Notice how the limits in the query object are independent of the overall limit. What we are saying here is, get the nearest 10 points to the vector [1, 2] and then sort them by price in ascending order and return the top 5 results.

Each query type has its own set of parameters that can be used to fine-tune the search results. The search results are returned in the form of a JSON object:

{
  "points": [
    {
      "_distance": 0,
      "_hybridScore": -0,
      "_id": "faefe2b1-cf85-48db-9621-94b833ee9cc9",
      "description": "A product",
      "price": 100
    },
    {
      "_distance": 314402.94,
      // Since we don't have a hybrid query, the hybrid score is the same as the distance
      // It is negated to have higher scores indicate better matches
      "_hybridScore": -314402.94,
      "_id": "d2e3ebb5-149a-46e4-8b3f-cd6c38530da3",
      "description": "Another product",
      "price": 200
    }
  ]
}

Composite Queries #

Each Query object refers to a single field in the collection.
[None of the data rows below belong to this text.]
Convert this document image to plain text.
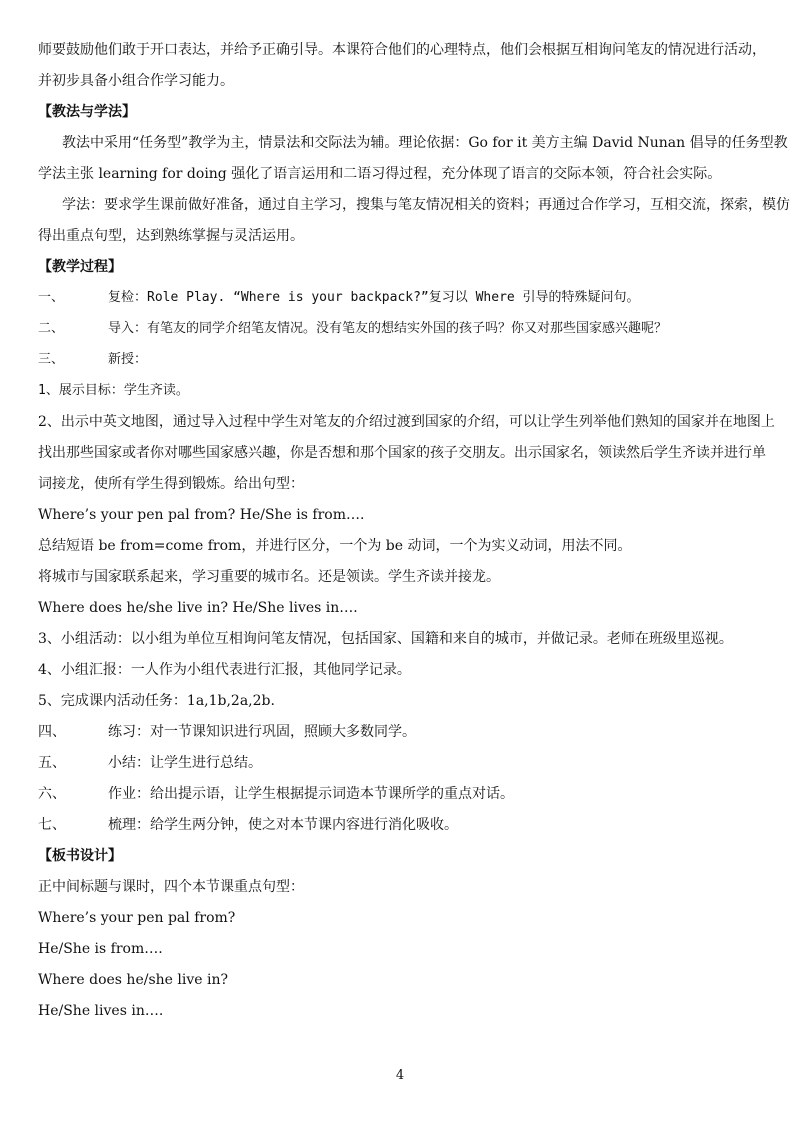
师要鼓励他们敢于开口表达，并给予正确引导。本课符合他们的心理特点，他们会根据互相询问笔友的情况进行活动，
并初步具备小组合作学习能力。
【教法与学法】
教法中采用“任务型”教学为主，情景法和交际法为辅。理论依据：Go for it 美方主编 David Nunan 倡导的任务型教
学法主张 learning for doing 强化了语言运用和二语习得过程，充分体现了语言的交际本领，符合社会实际。
学法：要求学生课前做好准备，通过自主学习，搜集与笔友情况相关的资料；再通过合作学习，互相交流，探索，模仿
得出重点句型，达到熟练掌握与灵活运用。
【教学过程】
一、	复检：Role Play. “Where is your backpack?”复习以 Where 引导的特殊疑问句。
二、	导入：有笔友的同学介绍笔友情况。没有笔友的想结实外国的孩子吗？你又对那些国家感兴趣呢？
三、	新授：
1、展示目标：学生齐读。
2、出示中英文地图，通过导入过程中学生对笔友的介绍过渡到国家的介绍，可以让学生列举他们熟知的国家并在地图上
找出那些国家或者你对哪些国家感兴趣，你是否想和那个国家的孩子交朋友。出示国家名，领读然后学生齐读并进行单
词接龙，使所有学生得到锻炼。给出句型：
Where’s your pen pal from? He/She is from….
总结短语 be from=come from，并进行区分，一个为 be 动词，一个为实义动词，用法不同。
将城市与国家联系起来，学习重要的城市名。还是领读。学生齐读并接龙。
Where does he/she live in? He/She lives in….
3、小组活动：以小组为单位互相询问笔友情况，包括国家、国籍和来自的城市，并做记录。老师在班级里巡视。
4、小组汇报：一人作为小组代表进行汇报，其他同学记录。
5、完成课内活动任务：1a,1b,2a,2b.
四、	练习：对一节课知识进行巩固，照顾大多数同学。
五、	小结：让学生进行总结。
六、	作业：给出提示语，让学生根据提示词造本节课所学的重点对话。
七、	梳理：给学生两分钟，使之对本节课内容进行消化吸收。
【板书设计】
正中间标题与课时，四个本节课重点句型：
Where’s your pen pal from?
He/She is from….
Where does he/she live in?
He/She lives in….
4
To create complex queries, we can combine multiple queries using the _and and _or as the query property.

graph TD
  subgraph "Single Query"
    Query --> Vector("My Vector Field")
    Vector --> VQ1["Vector Parameters"]
  end
  subgraph "Composite Query"
    And["_and"]
    Or["_or"]
    And --> QA1["Query 1"]
    And --> QA2["..."]
    Or --> QA3["Query 1"]
    Or --> QA4["..."]
  end

Here is an example request:

{
    "query": {
        "property": "_and",
        "_and": [
            {
                "property": "size",
                "integer": {
                    "value": 10,
                    "operator": "equals",
                }
            },
            {
                "property": "price",
                "float": {
                    "value": 100,
                    "operator": "lessThan",
                }
            }
        ]
    },
    "limit": 10
}